Vol verwachting liep ik op een druilerige donderdagmiddag de bioscoop binnen om Django Unchained te gaan kijken. Zou ie net zo goed zijn? Tarentino’s vorige film Inglorious Bastards lijkt namelijk moeilijk te evenaren. Gelukkig blijkt Django prima op zijn eigen benen te kunnen staan. Dit keer speelt het spektakel zich af in het Amerika van 1858 (2 jaar voor de burgeroorlog) en laat een rauw beeld zien van slavernij in het niet zo oude Wilde Westen.
Django (Jamie Foxx) is een nigger met pit met het nobele doel zijn vrouw te redden, maar kan natuurlijk niks beginnen als slaaf zijnde. Insert Christoph Waltz, die als de briljante premiejager Dr.
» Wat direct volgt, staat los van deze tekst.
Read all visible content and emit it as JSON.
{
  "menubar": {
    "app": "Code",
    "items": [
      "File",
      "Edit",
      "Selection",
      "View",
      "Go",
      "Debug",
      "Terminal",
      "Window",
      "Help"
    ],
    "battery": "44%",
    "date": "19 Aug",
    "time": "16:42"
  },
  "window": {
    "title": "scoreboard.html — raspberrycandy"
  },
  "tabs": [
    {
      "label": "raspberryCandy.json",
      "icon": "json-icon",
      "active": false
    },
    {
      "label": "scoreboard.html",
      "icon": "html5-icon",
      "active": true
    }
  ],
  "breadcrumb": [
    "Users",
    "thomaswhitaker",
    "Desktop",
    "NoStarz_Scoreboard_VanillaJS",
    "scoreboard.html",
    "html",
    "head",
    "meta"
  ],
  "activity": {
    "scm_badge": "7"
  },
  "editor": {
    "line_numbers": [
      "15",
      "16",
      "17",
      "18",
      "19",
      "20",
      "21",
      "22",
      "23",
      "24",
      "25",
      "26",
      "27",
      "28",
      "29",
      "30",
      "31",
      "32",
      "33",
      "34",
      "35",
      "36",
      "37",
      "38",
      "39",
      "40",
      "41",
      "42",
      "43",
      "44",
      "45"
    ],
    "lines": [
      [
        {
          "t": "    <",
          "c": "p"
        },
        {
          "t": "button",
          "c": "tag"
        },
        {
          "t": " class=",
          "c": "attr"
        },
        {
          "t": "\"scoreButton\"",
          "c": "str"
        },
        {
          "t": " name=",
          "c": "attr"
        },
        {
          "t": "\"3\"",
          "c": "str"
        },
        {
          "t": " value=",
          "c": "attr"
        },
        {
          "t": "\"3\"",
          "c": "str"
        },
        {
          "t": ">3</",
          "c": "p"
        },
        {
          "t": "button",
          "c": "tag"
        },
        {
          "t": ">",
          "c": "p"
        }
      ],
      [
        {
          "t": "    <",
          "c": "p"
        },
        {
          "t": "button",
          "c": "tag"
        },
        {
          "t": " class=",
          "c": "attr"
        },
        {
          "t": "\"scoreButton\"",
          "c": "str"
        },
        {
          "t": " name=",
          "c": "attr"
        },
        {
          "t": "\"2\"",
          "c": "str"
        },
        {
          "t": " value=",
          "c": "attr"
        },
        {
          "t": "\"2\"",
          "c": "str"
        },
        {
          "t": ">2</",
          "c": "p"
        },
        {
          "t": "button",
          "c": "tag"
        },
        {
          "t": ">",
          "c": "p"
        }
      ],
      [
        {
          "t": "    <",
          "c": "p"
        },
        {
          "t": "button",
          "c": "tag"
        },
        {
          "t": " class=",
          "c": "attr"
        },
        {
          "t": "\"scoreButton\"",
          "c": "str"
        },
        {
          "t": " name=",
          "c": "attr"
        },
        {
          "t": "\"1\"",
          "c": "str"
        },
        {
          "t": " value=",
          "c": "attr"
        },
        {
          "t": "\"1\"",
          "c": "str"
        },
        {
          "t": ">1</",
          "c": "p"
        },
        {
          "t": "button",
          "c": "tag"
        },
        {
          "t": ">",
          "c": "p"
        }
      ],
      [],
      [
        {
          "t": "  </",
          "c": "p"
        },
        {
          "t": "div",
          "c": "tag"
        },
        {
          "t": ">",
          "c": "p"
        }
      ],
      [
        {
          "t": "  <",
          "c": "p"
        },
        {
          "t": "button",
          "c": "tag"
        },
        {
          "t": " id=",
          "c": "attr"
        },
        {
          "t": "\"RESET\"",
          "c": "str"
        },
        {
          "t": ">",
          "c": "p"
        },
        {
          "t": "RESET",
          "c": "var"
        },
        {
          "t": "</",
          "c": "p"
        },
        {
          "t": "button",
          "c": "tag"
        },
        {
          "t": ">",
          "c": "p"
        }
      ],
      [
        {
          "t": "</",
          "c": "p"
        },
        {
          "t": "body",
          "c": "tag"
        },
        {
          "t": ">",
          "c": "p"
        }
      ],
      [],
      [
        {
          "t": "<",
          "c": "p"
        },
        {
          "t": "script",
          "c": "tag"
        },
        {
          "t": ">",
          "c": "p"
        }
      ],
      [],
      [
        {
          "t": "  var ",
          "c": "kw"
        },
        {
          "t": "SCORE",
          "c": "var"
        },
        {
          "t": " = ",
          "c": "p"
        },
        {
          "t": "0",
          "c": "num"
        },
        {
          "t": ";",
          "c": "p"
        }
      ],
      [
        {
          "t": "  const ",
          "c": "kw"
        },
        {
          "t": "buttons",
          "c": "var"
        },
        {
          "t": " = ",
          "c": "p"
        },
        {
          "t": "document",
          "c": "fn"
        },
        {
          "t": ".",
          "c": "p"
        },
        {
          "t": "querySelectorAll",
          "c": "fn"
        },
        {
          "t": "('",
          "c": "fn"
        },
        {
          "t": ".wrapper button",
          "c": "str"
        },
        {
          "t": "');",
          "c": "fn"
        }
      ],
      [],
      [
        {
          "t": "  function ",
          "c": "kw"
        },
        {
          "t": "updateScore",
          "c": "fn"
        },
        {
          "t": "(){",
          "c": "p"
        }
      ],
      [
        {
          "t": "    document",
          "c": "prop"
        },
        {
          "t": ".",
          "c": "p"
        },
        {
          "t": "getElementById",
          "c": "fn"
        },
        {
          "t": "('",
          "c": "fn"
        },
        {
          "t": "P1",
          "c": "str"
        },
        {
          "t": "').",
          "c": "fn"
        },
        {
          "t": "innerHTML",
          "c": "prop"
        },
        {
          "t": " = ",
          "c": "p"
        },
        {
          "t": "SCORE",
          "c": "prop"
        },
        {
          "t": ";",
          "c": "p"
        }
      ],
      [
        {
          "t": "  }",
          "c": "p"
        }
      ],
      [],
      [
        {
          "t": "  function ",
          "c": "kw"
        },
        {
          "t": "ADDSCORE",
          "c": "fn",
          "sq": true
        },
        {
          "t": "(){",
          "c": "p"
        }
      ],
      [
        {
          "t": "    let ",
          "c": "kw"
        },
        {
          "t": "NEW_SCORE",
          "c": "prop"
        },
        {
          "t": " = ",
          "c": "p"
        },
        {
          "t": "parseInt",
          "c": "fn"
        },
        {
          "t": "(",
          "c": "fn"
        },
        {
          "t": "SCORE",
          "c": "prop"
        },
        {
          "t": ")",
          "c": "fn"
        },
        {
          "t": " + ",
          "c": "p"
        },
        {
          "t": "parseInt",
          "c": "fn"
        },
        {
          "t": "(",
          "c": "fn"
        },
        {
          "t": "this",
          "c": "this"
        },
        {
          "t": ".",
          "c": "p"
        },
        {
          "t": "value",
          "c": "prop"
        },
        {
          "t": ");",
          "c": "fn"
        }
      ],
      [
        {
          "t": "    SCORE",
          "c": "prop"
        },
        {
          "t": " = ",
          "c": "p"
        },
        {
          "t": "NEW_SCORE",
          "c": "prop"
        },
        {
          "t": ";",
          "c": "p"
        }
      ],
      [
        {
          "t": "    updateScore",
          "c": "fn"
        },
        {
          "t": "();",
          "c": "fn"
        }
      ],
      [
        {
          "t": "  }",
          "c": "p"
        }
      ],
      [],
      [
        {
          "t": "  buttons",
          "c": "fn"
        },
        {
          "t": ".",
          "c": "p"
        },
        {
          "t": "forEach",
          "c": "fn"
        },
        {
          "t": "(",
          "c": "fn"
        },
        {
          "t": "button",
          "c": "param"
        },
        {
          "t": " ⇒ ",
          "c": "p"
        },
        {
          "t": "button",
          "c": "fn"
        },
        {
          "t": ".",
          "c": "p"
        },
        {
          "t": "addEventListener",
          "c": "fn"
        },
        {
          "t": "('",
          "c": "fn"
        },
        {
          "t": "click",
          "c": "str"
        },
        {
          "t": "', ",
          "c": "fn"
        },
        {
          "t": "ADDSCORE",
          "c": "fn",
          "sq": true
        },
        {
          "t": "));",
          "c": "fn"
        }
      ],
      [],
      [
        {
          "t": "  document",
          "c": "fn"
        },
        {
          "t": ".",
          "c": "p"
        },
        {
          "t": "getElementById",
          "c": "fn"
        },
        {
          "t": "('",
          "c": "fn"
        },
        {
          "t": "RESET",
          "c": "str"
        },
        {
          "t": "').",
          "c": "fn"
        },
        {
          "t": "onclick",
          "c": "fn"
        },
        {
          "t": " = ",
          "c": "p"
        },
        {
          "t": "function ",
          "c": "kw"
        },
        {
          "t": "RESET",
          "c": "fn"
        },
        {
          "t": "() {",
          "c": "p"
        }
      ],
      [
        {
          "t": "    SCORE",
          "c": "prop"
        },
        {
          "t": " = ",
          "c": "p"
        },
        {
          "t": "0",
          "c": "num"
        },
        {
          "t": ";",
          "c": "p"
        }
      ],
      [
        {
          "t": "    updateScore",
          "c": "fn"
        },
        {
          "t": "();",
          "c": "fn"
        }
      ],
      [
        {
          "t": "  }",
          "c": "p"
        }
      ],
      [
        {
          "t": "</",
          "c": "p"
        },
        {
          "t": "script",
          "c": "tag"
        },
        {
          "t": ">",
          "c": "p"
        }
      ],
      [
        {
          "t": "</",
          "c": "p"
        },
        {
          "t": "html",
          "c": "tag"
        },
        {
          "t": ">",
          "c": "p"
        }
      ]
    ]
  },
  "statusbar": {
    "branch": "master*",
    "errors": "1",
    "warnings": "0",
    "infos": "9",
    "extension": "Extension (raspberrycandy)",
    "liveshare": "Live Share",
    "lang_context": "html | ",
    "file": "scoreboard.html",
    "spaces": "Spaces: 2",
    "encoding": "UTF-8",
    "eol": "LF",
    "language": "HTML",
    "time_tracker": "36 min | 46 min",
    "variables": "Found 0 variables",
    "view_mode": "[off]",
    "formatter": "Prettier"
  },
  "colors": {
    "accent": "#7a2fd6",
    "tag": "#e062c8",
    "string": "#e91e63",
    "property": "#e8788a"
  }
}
King Schultz Django onder zijn hoede neemt en langzaam maar zeker een plan vormt om Django weer te herenigen met zijn (Duitse, hoe ongeloofwaardig dat ook klinkt) prinses. De film duurt lang met zijn 165 minuten en bestaat het eerste deel uit ontzettend leuke buddy-cop tussen Django en Dr. Schultz. Daarna bouwt de film op naar de onvoorkomelijke climax in Candyland, de plantage van monsieur Candie, een glansrol voor Leonardo DiCaprio.
Wanneer je Django opzet moet je je wel wapenen tegen het grove taalgebruik (de hoeveelheid nigger en motherfucker maken dit een moeilijke film om in het openbaar na te bespreken) en het geweld tegen de slaven, waarvan je weet dat het aan de orde van de dag was in het Amerika van tijd. Daarvoor krijg je wel langdurig vermaak wat nergens sloom wordt, een film die makkelijk met je vrienden bekeken kan worden met voldoende bier op de koffietafel en een verrassend goede soundtrack.